Les élections européennes de mai prochain constituent un objectif prioritaire pour les Salvini, Marine Le Pen et autres tribuns d’extrême droite. Faut-il s’attendre à un bouleversement majeur des équilibres au sein du Parlement européen?

Les objectifs clamés par les tenants du national-populisme sont ceux d’une représentation majoritaire. La probabilité qu’ils y arrivent est très faible, mais il pourrait y avoir une importante minorité de blocage. Il faut tout de même garder à l’esprit que ces partis ne forment pas un bloc monolithique. Ils ont leurs divergences, tous ne s’entendent pas. Au Parlement européen, pour exister, ils doivent former des alliances et faire des compromis. Ils ont certes une vision commune sur certains sujets, comme l’immigration, la gouvernance de l’UE, l’Europe qui doit être celle des nations. Mais leur dessein stratégique reste avant tout centré sur les préoccupations nationales.

Le dessein européen peut-il néanmoins être remis en cause?

Oui, mais c’est à l’échelle des nations que cela se joue. Le Brexit en est l’expression la plus flagrante, mais aussi les pressions permanentes que les gouvernements eurosceptiques mettent sur Bruxelles. Le modèle idéal du national-populisme, c’est le retour à l’Europe des années 1960. Des États-nations souverains participant à un marché commun minimal. C’est aussi le modèle idéal de Trump et de Poutine, car il affaiblirait considérablement l’Europe. C’est d’ailleurs la raison pour laquelle ces deux acteurs s’érigent en partenaires privilégiés du courant national-populiste en Europe.

Avec l’émergence de courants hors système, à l’instar de celui des «gilets jaunes» en France, assiste-t-on à l’expression d’une nouvelle forme du populisme?

On voit en tout cas à quel point les partis, globalement, ont été empruntés face à ce mouvement protéiforme, aux multiples revendications. Il faudra voir ce qu’il en adviendra, entre ceux qui ont créé une liste pour les élections européennes et la frange de ceux qui s’activent contre le système en en refusant les règles du jeu démocratique.

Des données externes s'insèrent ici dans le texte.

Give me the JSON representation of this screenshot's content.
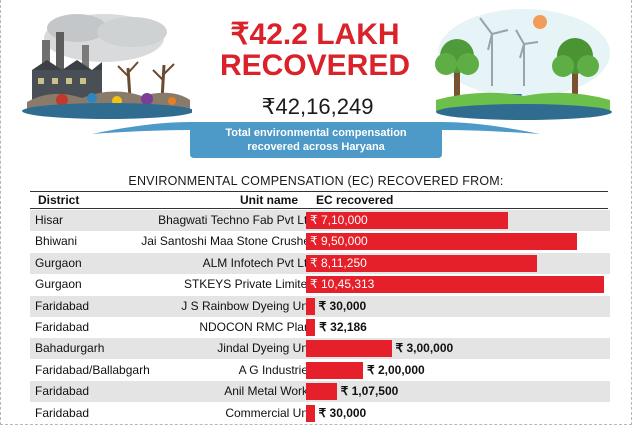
{
  "headline": {
    "line1": "₹42.2 LAKH",
    "line2": "RECOVERED"
  },
  "total": {
    "amount": "₹42,16,249",
    "caption_line1": "Total environmental compensation",
    "caption_line2": "recovered across Haryana"
  },
  "table_title": "ENVIRONMENTAL COMPENSATION (EC) RECOVERED FROM:",
  "columns": {
    "district": "District",
    "unit": "Unit name",
    "ec": "EC recovered"
  },
  "colors": {
    "accent": "#d9222a",
    "bar": "#e5202a",
    "banner": "#4d9ac9"
  },
  "icons": [
    "polluted-factory-illustration-icon",
    "green-energy-landscape-illustration-icon"
  ],
  "chart_data": {
    "type": "bar",
    "orientation": "horizontal",
    "title": "ENVIRONMENTAL COMPENSATION (EC) RECOVERED FROM:",
    "xlabel": "",
    "ylabel": "",
    "xlim": [
      0,
      1045313
    ],
    "rows": [
      {
        "district": "Hisar",
        "unit": "Bhagwati Techno Fab Pvt Ltd",
        "label": "₹ 7,10,000",
        "value": 710000
      },
      {
        "district": "Bhiwani",
        "unit": "Jai Santoshi Maa Stone Crusher",
        "label": "₹ 9,50,000",
        "value": 950000
      },
      {
        "district": "Gurgaon",
        "unit": "ALM Infotech Pvt Ltd",
        "label": "₹ 8,11,250",
        "value": 811250
      },
      {
        "district": "Gurgaon",
        "unit": "STKEYS Private Limited",
        "label": "₹ 10,45,313",
        "value": 1045313
      },
      {
        "district": "Faridabad",
        "unit": "J S Rainbow Dyeing Unit",
        "label": "₹ 30,000",
        "value": 30000
      },
      {
        "district": "Faridabad",
        "unit": "NDOCON RMC Plant",
        "label": "₹ 32,186",
        "value": 32186
      },
      {
        "district": "Bahadurgarh",
        "unit": "Jindal Dyeing Unit",
        "label": "₹ 3,00,000",
        "value": 300000
      },
      {
        "district": "Faridabad/Ballabgarh",
        "unit": "A G Industries",
        "label": "₹ 2,00,000",
        "value": 200000
      },
      {
        "district": "Faridabad",
        "unit": "Anil Metal Works",
        "label": "₹ 1,07,500",
        "value": 107500
      },
      {
        "district": "Faridabad",
        "unit": "Commercial Unit",
        "label": "₹ 30,000",
        "value": 30000
      }
    ]
  }
}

On a beaucoup dit que les «gilets jaunes» représentaient le peuple. En fait, il s’agit de l’expression de la masse, qui s’exprime hors des canaux traditionnels du système politique, et est donc susceptible de devenir hors contrôle. On peut comprendre l’angoisse du gouvernement français face à cette masse, qui s’en prend aux médias, aux élites, à des représentants de l’État, et pas seulement à travers une violence symbolique. Et, comme toujours lorsque la masse s’emballe, la graine du totalitarisme peut germer.